If elected, I will not serve.

Seriously, after watching all of these political ads, I have to wonder at the people who willingly and eagerly subject themselves to the rigorous scrutiny that follows the announcement of a run for office.

I am not aware of anything in my background that would trip me up on the way to the popular vote, but does anyone really think the skeletons in their closet are going to come out to rattle in the light of day?

Probably not.

But as a graduate of Queen of Angels Elementary School and Pacelli High School, I feel well armed with advice from nuns and priests that has helped guide me through the pitfalls along the path of life. (And, contrary to what everyone thinks of Catholic priests, I never met an abuser throughout my school years.)

I don’t drink. Well, hardly ever.  Once, about 40 years ago, when I was in charge of getting the paper out on time, I let the guy who made PMTs (photo mechanical transfers) go home early. Then I discovered we didn’t have a PMT of the Blue Stars. That may not seem like a big deal but our managing editor at the time was a big Blue Stars fan and I knew I would hear about this at length on Monday morning. So I called a series of bars looking for the PMT guy, but never did find him.

By shift’s end, I announced I was going to get drunk. Every person with me trotted along to watch me down four gin and sevens. I don’t know how I decided on that drink, but I was smart enough to get a ride home and sick enough the next morning that I swore off drinking. That’s my wildest drinking story.
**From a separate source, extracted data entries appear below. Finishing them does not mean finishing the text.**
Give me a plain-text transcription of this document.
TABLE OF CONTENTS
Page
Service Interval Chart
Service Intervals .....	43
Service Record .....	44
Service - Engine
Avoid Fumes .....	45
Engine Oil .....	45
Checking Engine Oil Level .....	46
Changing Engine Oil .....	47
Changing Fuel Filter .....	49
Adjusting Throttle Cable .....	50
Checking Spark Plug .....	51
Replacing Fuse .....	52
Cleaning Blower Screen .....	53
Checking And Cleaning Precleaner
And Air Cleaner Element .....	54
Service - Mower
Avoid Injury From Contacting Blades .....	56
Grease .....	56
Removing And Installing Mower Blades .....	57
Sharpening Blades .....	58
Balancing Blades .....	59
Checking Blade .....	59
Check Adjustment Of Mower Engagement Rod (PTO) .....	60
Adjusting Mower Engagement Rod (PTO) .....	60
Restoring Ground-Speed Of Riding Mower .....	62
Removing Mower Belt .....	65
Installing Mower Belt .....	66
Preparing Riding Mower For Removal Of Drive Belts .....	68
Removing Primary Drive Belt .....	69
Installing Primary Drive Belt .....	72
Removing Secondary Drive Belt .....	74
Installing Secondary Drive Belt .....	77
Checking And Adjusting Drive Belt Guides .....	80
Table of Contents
As for drugs, never used them, but I did inhale. At the old Mary E. Sawyer Auditorium, where I was reviewing a Heart concert, the ventilation system was really bad and everyone around me was high, giving me a contact high. I was so nauseous by the time I got back to the Tribune I could barely write.
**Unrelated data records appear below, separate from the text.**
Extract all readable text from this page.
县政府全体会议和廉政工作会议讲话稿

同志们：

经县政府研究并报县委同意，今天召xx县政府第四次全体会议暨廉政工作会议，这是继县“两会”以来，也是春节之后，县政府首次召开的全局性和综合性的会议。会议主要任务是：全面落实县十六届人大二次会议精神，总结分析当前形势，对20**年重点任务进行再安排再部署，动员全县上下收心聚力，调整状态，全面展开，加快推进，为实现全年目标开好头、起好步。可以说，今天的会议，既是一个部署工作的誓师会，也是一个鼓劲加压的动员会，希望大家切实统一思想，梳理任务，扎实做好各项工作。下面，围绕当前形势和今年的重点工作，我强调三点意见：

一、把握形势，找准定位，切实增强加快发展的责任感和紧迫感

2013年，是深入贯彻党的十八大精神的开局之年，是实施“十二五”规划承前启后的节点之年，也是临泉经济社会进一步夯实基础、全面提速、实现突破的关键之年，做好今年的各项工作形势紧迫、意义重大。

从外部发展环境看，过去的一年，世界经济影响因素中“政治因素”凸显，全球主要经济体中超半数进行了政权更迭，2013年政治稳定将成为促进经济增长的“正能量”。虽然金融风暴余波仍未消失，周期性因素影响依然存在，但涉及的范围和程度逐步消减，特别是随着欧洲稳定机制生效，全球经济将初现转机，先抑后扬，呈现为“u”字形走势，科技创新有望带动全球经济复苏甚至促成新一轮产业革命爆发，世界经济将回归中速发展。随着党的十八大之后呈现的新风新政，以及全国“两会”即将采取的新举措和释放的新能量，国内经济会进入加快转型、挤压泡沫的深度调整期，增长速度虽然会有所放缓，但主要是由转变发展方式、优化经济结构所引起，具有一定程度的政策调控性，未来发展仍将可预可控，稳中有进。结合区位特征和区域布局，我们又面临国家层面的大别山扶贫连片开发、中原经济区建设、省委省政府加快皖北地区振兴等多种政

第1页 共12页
Since I didn’t drink or do drugs, I didn’t have to worry about drunk driving. Though my car was involved in many car accidents, it was usually parked when it was hit. A car even hit the back door and front porch of my house once, but I wasn’t at home at the time.  Still, it was weird to come walking up the back way and notice a car in my yard and cops questioning folks as they tried to locate me.

I’ve always lived within my means so that means no credit card debit, the house is paid off, and I bought my car with cash.
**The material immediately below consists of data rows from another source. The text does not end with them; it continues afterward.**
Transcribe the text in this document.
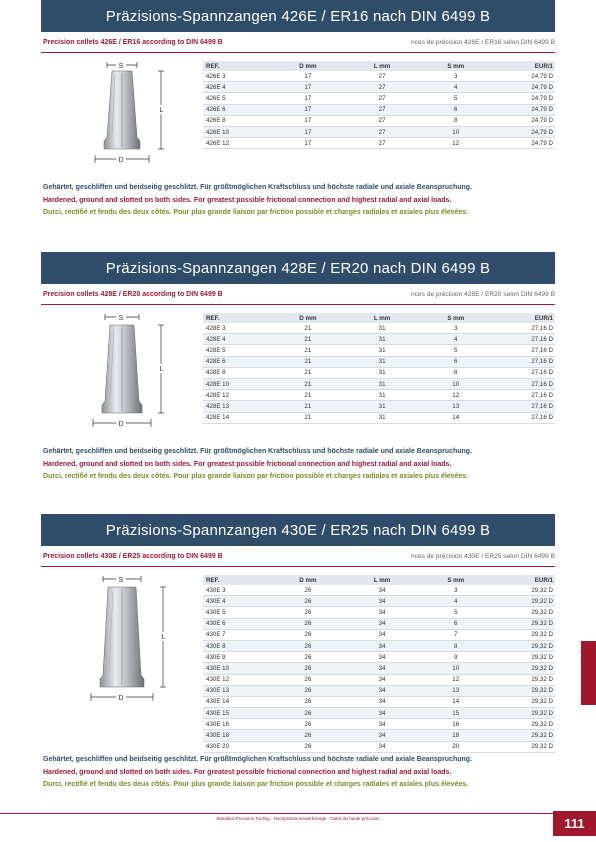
Präzisions-Spannzangen 426E / ER16 nach DIN 6499 B
Precision collets 426E / ER16 according to DIN 6499 B	nces de précision 426E / ER16 selon DIN 6499 B
S
L
D
REF.	D mm	L mm	S mm	EUR/1
426E 3	17	27	3	24,79 D
426E 4	17	27	4	24,79 D
426E 5	17	27	5	24,79 D
426E 6	17	27	6	24,79 D
426E 8	17	27	8	24,79 D
426E 10	17	27	10	24,79 D
426E 12	17	27	12	24,79 D
Gehärtet, geschliffen und beidseitig geschlitzt. Für größtmöglichen Kraftschluss und höchste radiale und axiale Beanspruchung.
Hardened, ground and slotted on both sides. For greatest possible frictional connection and highest radial and axial loads.
Durci, rectifié et fendu des deux côtés. Pour plus grande liaison par friction possible et charges radiales et axiales plus élevées.
Präzisions-Spannzangen 428E / ER20 nach DIN 6499 B
Precision collets 428E / ER20 according to DIN 6499 B	nces de précision 428E / ER20 selon DIN 6499 B
S
L
D
REF.	D mm	L mm	S mm	EUR/1
428E 3	21	31	3	27,16 D
428E 4	21	31	4	27,16 D
428E 5	21	31	5	27,16 D
428E 6	21	31	6	27,16 D
428E 8	21	31	8	27,16 D
428E 10	21	31	10	27,16 D
428E 12	21	31	12	27,16 D
428E 13	21	31	13	27,16 D
428E 14	21	31	14	27,16 D
Gehärtet, geschliffen und beidseitig geschlitzt. Für größtmöglichen Kraftschluss und höchste radiale und axiale Beanspruchung.
Hardened, ground and slotted on both sides. For greatest possible frictional connection and highest radial and axial loads.
Durci, rectifié et fendu des deux côtés. Pour plus grande liaison par friction possible et charges radiales et axiales plus élevées.
Präzisions-Spannzangen 430E / ER25 nach DIN 6499 B
Precision collets 430E / ER25 according to DIN 6499 B	nces de précision 430E / ER25 selon DIN 6499 B
S
L
D
REF.	D mm	L mm	S mm	EUR/1
430E 3	26	34	3	29,32 D
430E 4	26	34	4	29,32 D
430E 5	26	34	5	29,32 D
430E 6	26	34	6	29,32 D
430E 7	26	34	7	29,32 D
430E 8	26	34	8	29,32 D
430E 9	26	34	9	29,32 D
430E 10	26	34	10	29,32 D
430E 12	26	34	12	29,32 D
430E 13	26	34	13	29,32 D
430E 14	26	34	14	29,32 D
430E 15	26	34	15	29,32 D
430E 16	26	34	16	29,32 D
430E 18	26	34	18	29,32 D
430E 20	26	34	20	29,32 D
Gehärtet, geschliffen und beidseitig geschlitzt. Für größtmöglichen Kraftschluss und höchste radiale und axiale Beanspruchung.
Hardened, ground and slotted on both sides. For greatest possible frictional connection and highest radial and axial loads.
Durci, rectifié et fendu des deux côtés. Pour plus grande liaison par friction possible et charges radiales et axiales plus élevées.
Standard Precision Tooling · Hochpräzisionswerkzeuge · Outils de haute précision	111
I’m kind to old people (especially now that I am old) and love babies.

Yes, now that I think about it, I am well qualified to run for office.

But don’t worry, I won’t. I can’t stand to attend meetings and haven’t attended one since I retired from the La Crosse Tribune. I don’t even attend neighborhood meetings.

So don’t invite me to any meetings and don’t ask me to run for office.

I mean it. If elected, I will not serve … and I won’t have a gin and seven.